Nous ne pouvons pas obéir si on nous propose d’accepter l’idée de la "détention administrative" comme remède ordinaire à l’excédent extra-communautaire ou à l’hystérie intra-communautaire. Et si on nous dit, sur un ton vaguement biblique, qu’ici on met en discussion l’Europe de Schengen, nous répondons que ce n’est pas la Table de la Loi, que Pisanu n’est pas Moïse et qu’ici on remet tout en discussion : parce que la politique de l’immigration n’est pas un chapitre de l’ordre public et pas non plus de la seule dépense sociale, mais c’est le miroir sur la surface duquel nous pouvons nous voir nous-mêmes.
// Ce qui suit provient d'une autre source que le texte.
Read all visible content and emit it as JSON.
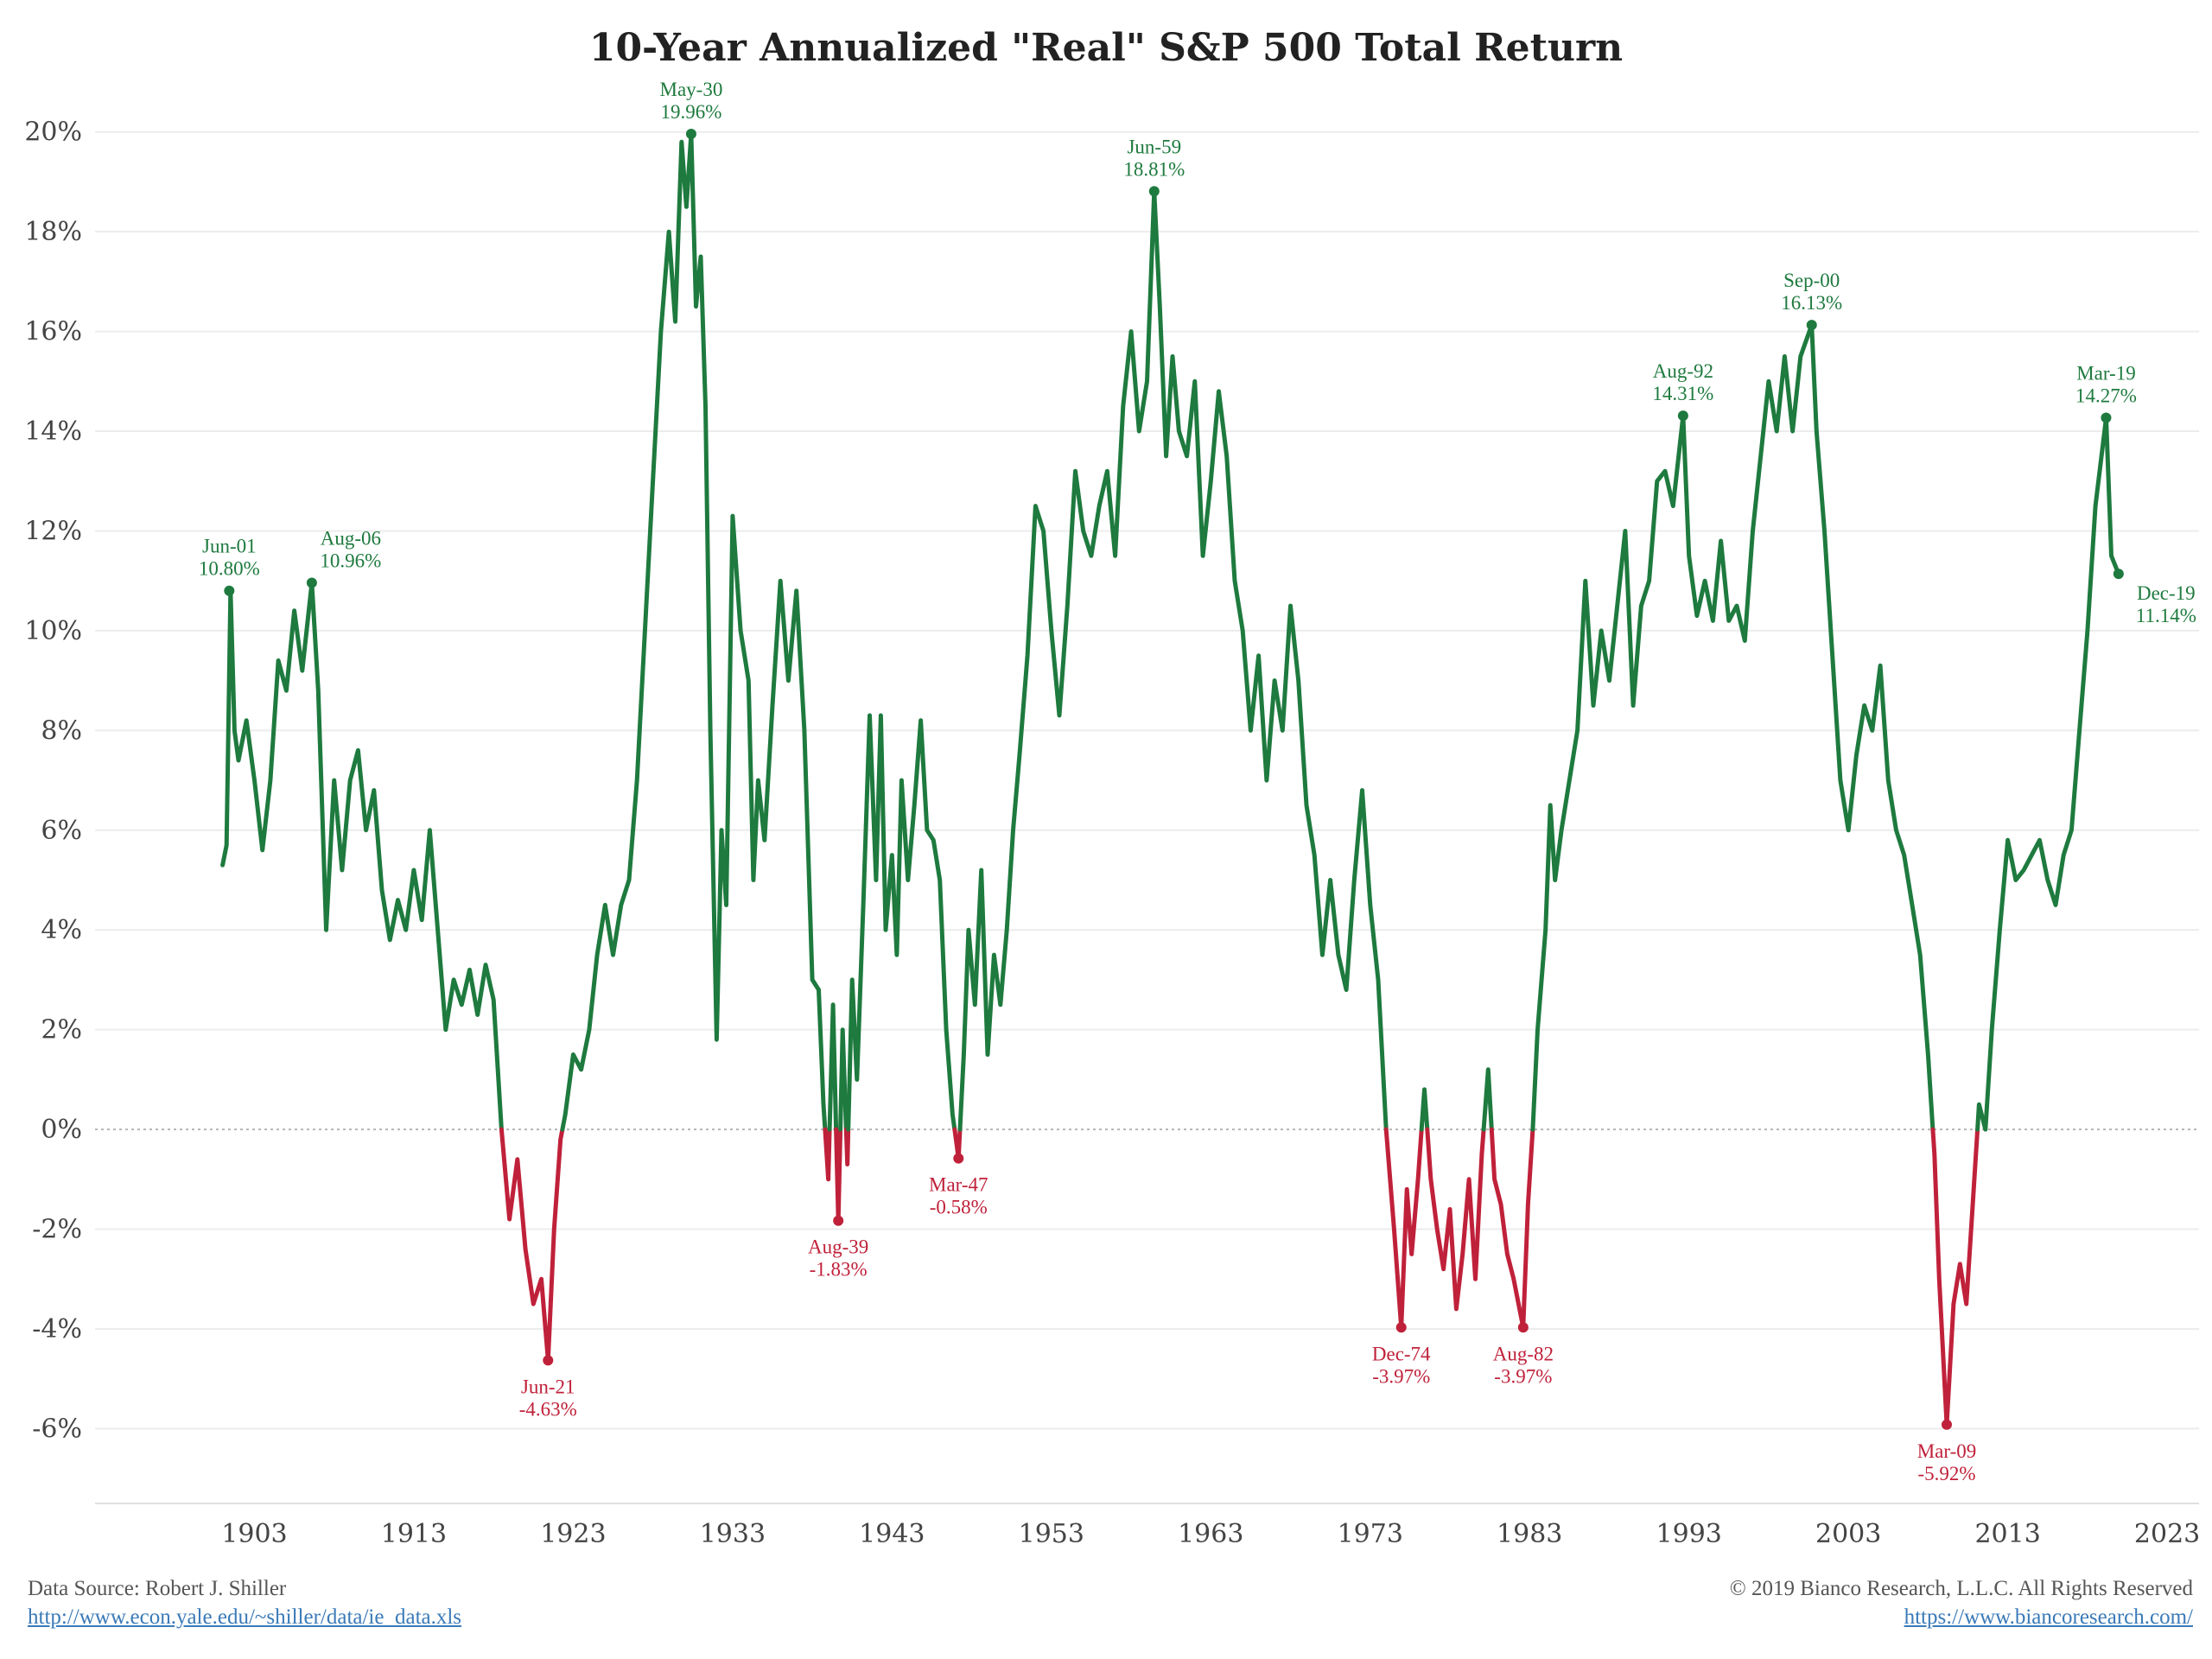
{
  "title": "10-Year Annualized \"Real\" S&P 500 Total Return",
  "footer": {
    "source_label": "Data Source: Robert J. Shiller",
    "source_url": "http://www.econ.yale.edu/~shiller/data/ie_data.xls",
    "copyright": "© 2019 Bianco Research, L.L.C. All Rights Reserved",
    "site_url": "https://www.biancoresearch.com/"
  },
  "colors": {
    "positive": "#1e7a3e",
    "negative": "#c0213a",
    "grid": "#ececec",
    "zero_line": "#b5b5b5"
  },
  "chart_data": {
    "type": "line",
    "title": "10-Year Annualized \"Real\" S&P 500 Total Return",
    "xlabel": "",
    "ylabel": "",
    "x_ticks": [
      "1903",
      "1913",
      "1923",
      "1933",
      "1943",
      "1953",
      "1963",
      "1973",
      "1983",
      "1993",
      "2003",
      "2013",
      "2023"
    ],
    "y_ticks": [
      "20%",
      "18%",
      "16%",
      "14%",
      "12%",
      "10%",
      "8%",
      "6%",
      "4%",
      "2%",
      "0%",
      "-2%",
      "-4%",
      "-6%"
    ],
    "xlim": [
      1893,
      2025
    ],
    "ylim": [
      -7.5,
      21
    ],
    "y_unit": "%",
    "grid": true,
    "coloring": "green above 0%, red below 0%",
    "series": [
      {
        "values": [
          [
            1901.0,
            5.3
          ],
          [
            1901.25,
            5.7
          ],
          [
            1901.5,
            10.8
          ],
          [
            1901.75,
            8.0
          ],
          [
            1902.0,
            7.4
          ],
          [
            1902.5,
            8.2
          ],
          [
            1903.0,
            7.0
          ],
          [
            1903.5,
            5.6
          ],
          [
            1904.0,
            7.0
          ],
          [
            1904.5,
            9.4
          ],
          [
            1905.0,
            8.8
          ],
          [
            1905.5,
            10.4
          ],
          [
            1906.0,
            9.2
          ],
          [
            1906.6,
            10.96
          ],
          [
            1907.0,
            8.8
          ],
          [
            1907.5,
            4.0
          ],
          [
            1908.0,
            7.0
          ],
          [
            1908.5,
            5.2
          ],
          [
            1909.0,
            7.0
          ],
          [
            1909.5,
            7.6
          ],
          [
            1910.0,
            6.0
          ],
          [
            1910.5,
            6.8
          ],
          [
            1911.0,
            4.8
          ],
          [
            1911.5,
            3.8
          ],
          [
            1912.0,
            4.6
          ],
          [
            1912.5,
            4.0
          ],
          [
            1913.0,
            5.2
          ],
          [
            1913.5,
            4.2
          ],
          [
            1914.0,
            6.0
          ],
          [
            1914.5,
            4.0
          ],
          [
            1915.0,
            2.0
          ],
          [
            1915.5,
            3.0
          ],
          [
            1916.0,
            2.5
          ],
          [
            1916.5,
            3.2
          ],
          [
            1917.0,
            2.3
          ],
          [
            1917.5,
            3.3
          ],
          [
            1918.0,
            2.6
          ],
          [
            1918.5,
            0.0
          ],
          [
            1919.0,
            -1.8
          ],
          [
            1919.5,
            -0.6
          ],
          [
            1920.0,
            -2.4
          ],
          [
            1920.5,
            -3.5
          ],
          [
            1921.0,
            -3.0
          ],
          [
            1921.42,
            -4.63
          ],
          [
            1921.8,
            -2.0
          ],
          [
            1922.2,
            -0.2
          ],
          [
            1922.5,
            0.3
          ],
          [
            1923.0,
            1.5
          ],
          [
            1923.5,
            1.2
          ],
          [
            1924.0,
            2.0
          ],
          [
            1924.5,
            3.5
          ],
          [
            1925.0,
            4.5
          ],
          [
            1925.5,
            3.5
          ],
          [
            1926.0,
            4.5
          ],
          [
            1926.5,
            5.0
          ],
          [
            1927.0,
            7.0
          ],
          [
            1927.5,
            10.0
          ],
          [
            1928.0,
            13.0
          ],
          [
            1928.5,
            16.0
          ],
          [
            1929.0,
            18.0
          ],
          [
            1929.4,
            16.2
          ],
          [
            1929.8,
            19.8
          ],
          [
            1930.1,
            18.5
          ],
          [
            1930.4,
            19.96
          ],
          [
            1930.7,
            16.5
          ],
          [
            1931.0,
            17.5
          ],
          [
            1931.3,
            14.5
          ],
          [
            1931.6,
            8.0
          ],
          [
            1932.0,
            1.8
          ],
          [
            1932.3,
            6.0
          ],
          [
            1932.6,
            4.5
          ],
          [
            1933.0,
            12.3
          ],
          [
            1933.5,
            10.0
          ],
          [
            1934.0,
            9.0
          ],
          [
            1934.3,
            5.0
          ],
          [
            1934.6,
            7.0
          ],
          [
            1935.0,
            5.8
          ],
          [
            1935.5,
            8.5
          ],
          [
            1936.0,
            11.0
          ],
          [
            1936.5,
            9.0
          ],
          [
            1937.0,
            10.8
          ],
          [
            1937.5,
            8.0
          ],
          [
            1938.0,
            3.0
          ],
          [
            1938.4,
            2.8
          ],
          [
            1938.7,
            0.5
          ],
          [
            1939.0,
            -1.0
          ],
          [
            1939.3,
            2.5
          ],
          [
            1939.63,
            -1.83
          ],
          [
            1939.9,
            2.0
          ],
          [
            1940.2,
            -0.7
          ],
          [
            1940.5,
            3.0
          ],
          [
            1940.8,
            1.0
          ],
          [
            1941.2,
            4.5
          ],
          [
            1941.6,
            8.3
          ],
          [
            1942.0,
            5.0
          ],
          [
            1942.3,
            8.3
          ],
          [
            1942.6,
            4.0
          ],
          [
            1943.0,
            5.5
          ],
          [
            1943.3,
            3.5
          ],
          [
            1943.6,
            7.0
          ],
          [
            1944.0,
            5.0
          ],
          [
            1944.4,
            6.5
          ],
          [
            1944.8,
            8.2
          ],
          [
            1945.2,
            6.0
          ],
          [
            1945.6,
            5.8
          ],
          [
            1946.0,
            5.0
          ],
          [
            1946.4,
            2.0
          ],
          [
            1946.8,
            0.3
          ],
          [
            1947.17,
            -0.58
          ],
          [
            1947.5,
            1.5
          ],
          [
            1947.8,
            4.0
          ],
          [
            1948.2,
            2.5
          ],
          [
            1948.6,
            5.2
          ],
          [
            1949.0,
            1.5
          ],
          [
            1949.4,
            3.5
          ],
          [
            1949.8,
            2.5
          ],
          [
            1950.2,
            4.0
          ],
          [
            1950.6,
            6.0
          ],
          [
            1951.0,
            7.5
          ],
          [
            1951.5,
            9.5
          ],
          [
            1952.0,
            12.5
          ],
          [
            1952.5,
            12.0
          ],
          [
            1953.0,
            10.0
          ],
          [
            1953.5,
            8.3
          ],
          [
            1954.0,
            10.5
          ],
          [
            1954.5,
            13.2
          ],
          [
            1955.0,
            12.0
          ],
          [
            1955.5,
            11.5
          ],
          [
            1956.0,
            12.5
          ],
          [
            1956.5,
            13.2
          ],
          [
            1957.0,
            11.5
          ],
          [
            1957.5,
            14.5
          ],
          [
            1958.0,
            16.0
          ],
          [
            1958.5,
            14.0
          ],
          [
            1959.0,
            15.0
          ],
          [
            1959.45,
            18.81
          ],
          [
            1959.8,
            16.5
          ],
          [
            1960.2,
            13.5
          ],
          [
            1960.6,
            15.5
          ],
          [
            1961.0,
            14.0
          ],
          [
            1961.5,
            13.5
          ],
          [
            1962.0,
            15.0
          ],
          [
            1962.5,
            11.5
          ],
          [
            1963.0,
            13.0
          ],
          [
            1963.5,
            14.8
          ],
          [
            1964.0,
            13.5
          ],
          [
            1964.5,
            11.0
          ],
          [
            1965.0,
            10.0
          ],
          [
            1965.5,
            8.0
          ],
          [
            1966.0,
            9.5
          ],
          [
            1966.5,
            7.0
          ],
          [
            1967.0,
            9.0
          ],
          [
            1967.5,
            8.0
          ],
          [
            1968.0,
            10.5
          ],
          [
            1968.5,
            9.0
          ],
          [
            1969.0,
            6.5
          ],
          [
            1969.5,
            5.5
          ],
          [
            1970.0,
            3.5
          ],
          [
            1970.5,
            5.0
          ],
          [
            1971.0,
            3.5
          ],
          [
            1971.5,
            2.8
          ],
          [
            1972.0,
            5.0
          ],
          [
            1972.5,
            6.8
          ],
          [
            1973.0,
            4.5
          ],
          [
            1973.5,
            3.0
          ],
          [
            1974.0,
            0.0
          ],
          [
            1974.5,
            -2.0
          ],
          [
            1974.95,
            -3.97
          ],
          [
            1975.3,
            -1.2
          ],
          [
            1975.6,
            -2.5
          ],
          [
            1976.0,
            -1.0
          ],
          [
            1976.4,
            0.8
          ],
          [
            1976.8,
            -1.0
          ],
          [
            1977.2,
            -2.0
          ],
          [
            1977.6,
            -2.8
          ],
          [
            1978.0,
            -1.6
          ],
          [
            1978.4,
            -3.6
          ],
          [
            1978.8,
            -2.5
          ],
          [
            1979.2,
            -1.0
          ],
          [
            1979.6,
            -3.0
          ],
          [
            1980.0,
            -0.5
          ],
          [
            1980.4,
            1.2
          ],
          [
            1980.8,
            -1.0
          ],
          [
            1981.2,
            -1.5
          ],
          [
            1981.6,
            -2.5
          ],
          [
            1982.0,
            -3.0
          ],
          [
            1982.6,
            -3.97
          ],
          [
            1982.9,
            -1.5
          ],
          [
            1983.2,
            0.0
          ],
          [
            1983.5,
            2.0
          ],
          [
            1984.0,
            4.0
          ],
          [
            1984.3,
            6.5
          ],
          [
            1984.6,
            5.0
          ],
          [
            1985.0,
            6.0
          ],
          [
            1985.5,
            7.0
          ],
          [
            1986.0,
            8.0
          ],
          [
            1986.5,
            11.0
          ],
          [
            1987.0,
            8.5
          ],
          [
            1987.5,
            10.0
          ],
          [
            1988.0,
            9.0
          ],
          [
            1988.5,
            10.5
          ],
          [
            1989.0,
            12.0
          ],
          [
            1989.5,
            8.5
          ],
          [
            1990.0,
            10.5
          ],
          [
            1990.5,
            11.0
          ],
          [
            1991.0,
            13.0
          ],
          [
            1991.5,
            13.2
          ],
          [
            1992.0,
            12.5
          ],
          [
            1992.63,
            14.31
          ],
          [
            1993.0,
            11.5
          ],
          [
            1993.5,
            10.3
          ],
          [
            1994.0,
            11.0
          ],
          [
            1994.5,
            10.2
          ],
          [
            1995.0,
            11.8
          ],
          [
            1995.5,
            10.2
          ],
          [
            1996.0,
            10.5
          ],
          [
            1996.5,
            9.8
          ],
          [
            1997.0,
            12.0
          ],
          [
            1997.5,
            13.5
          ],
          [
            1998.0,
            15.0
          ],
          [
            1998.5,
            14.0
          ],
          [
            1999.0,
            15.5
          ],
          [
            1999.5,
            14.0
          ],
          [
            2000.0,
            15.5
          ],
          [
            2000.7,
            16.13
          ],
          [
            2001.0,
            14.0
          ],
          [
            2001.5,
            12.0
          ],
          [
            2002.0,
            9.5
          ],
          [
            2002.5,
            7.0
          ],
          [
            2003.0,
            6.0
          ],
          [
            2003.5,
            7.5
          ],
          [
            2004.0,
            8.5
          ],
          [
            2004.5,
            8.0
          ],
          [
            2005.0,
            9.3
          ],
          [
            2005.5,
            7.0
          ],
          [
            2006.0,
            6.0
          ],
          [
            2006.5,
            5.5
          ],
          [
            2007.0,
            4.5
          ],
          [
            2007.5,
            3.5
          ],
          [
            2008.0,
            1.5
          ],
          [
            2008.4,
            -0.5
          ],
          [
            2008.7,
            -3.0
          ],
          [
            2009.17,
            -5.92
          ],
          [
            2009.6,
            -3.5
          ],
          [
            2010.0,
            -2.7
          ],
          [
            2010.4,
            -3.5
          ],
          [
            2010.8,
            -1.5
          ],
          [
            2011.2,
            0.5
          ],
          [
            2011.6,
            0.0
          ],
          [
            2012.0,
            2.0
          ],
          [
            2012.5,
            4.0
          ],
          [
            2013.0,
            5.8
          ],
          [
            2013.5,
            5.0
          ],
          [
            2014.0,
            5.2
          ],
          [
            2014.5,
            5.5
          ],
          [
            2015.0,
            5.8
          ],
          [
            2015.5,
            5.0
          ],
          [
            2016.0,
            4.5
          ],
          [
            2016.5,
            5.5
          ],
          [
            2017.0,
            6.0
          ],
          [
            2017.5,
            8.0
          ],
          [
            2018.0,
            10.0
          ],
          [
            2018.5,
            12.5
          ],
          [
            2019.17,
            14.27
          ],
          [
            2019.5,
            11.5
          ],
          [
            2019.95,
            11.14
          ]
        ]
      }
    ],
    "annotations": [
      {
        "x": 1901.42,
        "y": 10.8,
        "date": "Jun-01",
        "value": "10.80%",
        "color": "green",
        "anchor": "left"
      },
      {
        "x": 1906.6,
        "y": 10.96,
        "date": "Aug-06",
        "value": "10.96%",
        "color": "green",
        "anchor": "right"
      },
      {
        "x": 1930.4,
        "y": 19.96,
        "date": "May-30",
        "value": "19.96%",
        "color": "green",
        "anchor": "top"
      },
      {
        "x": 1959.45,
        "y": 18.81,
        "date": "Jun-59",
        "value": "18.81%",
        "color": "green",
        "anchor": "top"
      },
      {
        "x": 1992.63,
        "y": 14.31,
        "date": "Aug-92",
        "value": "14.31%",
        "color": "green",
        "anchor": "top"
      },
      {
        "x": 2000.7,
        "y": 16.13,
        "date": "Sep-00",
        "value": "16.13%",
        "color": "green",
        "anchor": "top"
      },
      {
        "x": 2019.17,
        "y": 14.27,
        "date": "Mar-19",
        "value": "14.27%",
        "color": "green",
        "anchor": "top"
      },
      {
        "x": 2019.95,
        "y": 11.14,
        "date": "Dec-19",
        "value": "11.14%",
        "color": "green",
        "anchor": "right"
      },
      {
        "x": 1921.42,
        "y": -4.63,
        "date": "Jun-21",
        "value": "-4.63%",
        "color": "red",
        "anchor": "bottom"
      },
      {
        "x": 1939.63,
        "y": -1.83,
        "date": "Aug-39",
        "value": "-1.83%",
        "color": "red",
        "anchor": "bottom"
      },
      {
        "x": 1947.17,
        "y": -0.58,
        "date": "Mar-47",
        "value": "-0.58%",
        "color": "red",
        "anchor": "bottom"
      },
      {
        "x": 1974.95,
        "y": -3.97,
        "date": "Dec-74",
        "value": "-3.97%",
        "color": "red",
        "anchor": "bottom"
      },
      {
        "x": 1982.6,
        "y": -3.97,
        "date": "Aug-82",
        "value": "-3.97%",
        "color": "red",
        "anchor": "bottom"
      },
      {
        "x": 2009.17,
        "y": -5.92,
        "date": "Mar-09",
        "value": "-5.92%",
        "color": "red",
        "anchor": "bottom"
      }
    ]
  }
}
C’est justement l’Europe-forteresse que nous voudrions changer, casser, convertir : pas à cause d’un vague sentiment humanitaire, pas seulement pour sauver un peuple de naufragés qui grimpent sur notre côte dorée mais justement pour sauver l’Europe. Le vieux continent a cru s’unifier avec des politiques sécuritaires : mais sans une âme forte et reconnaissable, il a buté sur le vote populaire et a risqué l’infarctus. Nous voulons aider l’Europe à retrouver sa mission et la dense pluralité de ses racines. C’est pourquoi nous voulons fermer les centres de rétention.

Nous ne pouvons pas obéir : les personnes sont inviolables dans leur dignité, leur liberté et leur intégrité psycho-physiques. Nous les avons violées de tant de façons : en les volant chez eux, en les exploitant chez nous et entre leur maison et la nôtre s’allonge une mer qui est aussi un grand cimetière à ciel ouvert d’étrangers en exode de leur terre. Nous avons sali la Méditerranée et ramené l’Europe aux dimensions d’une caserne.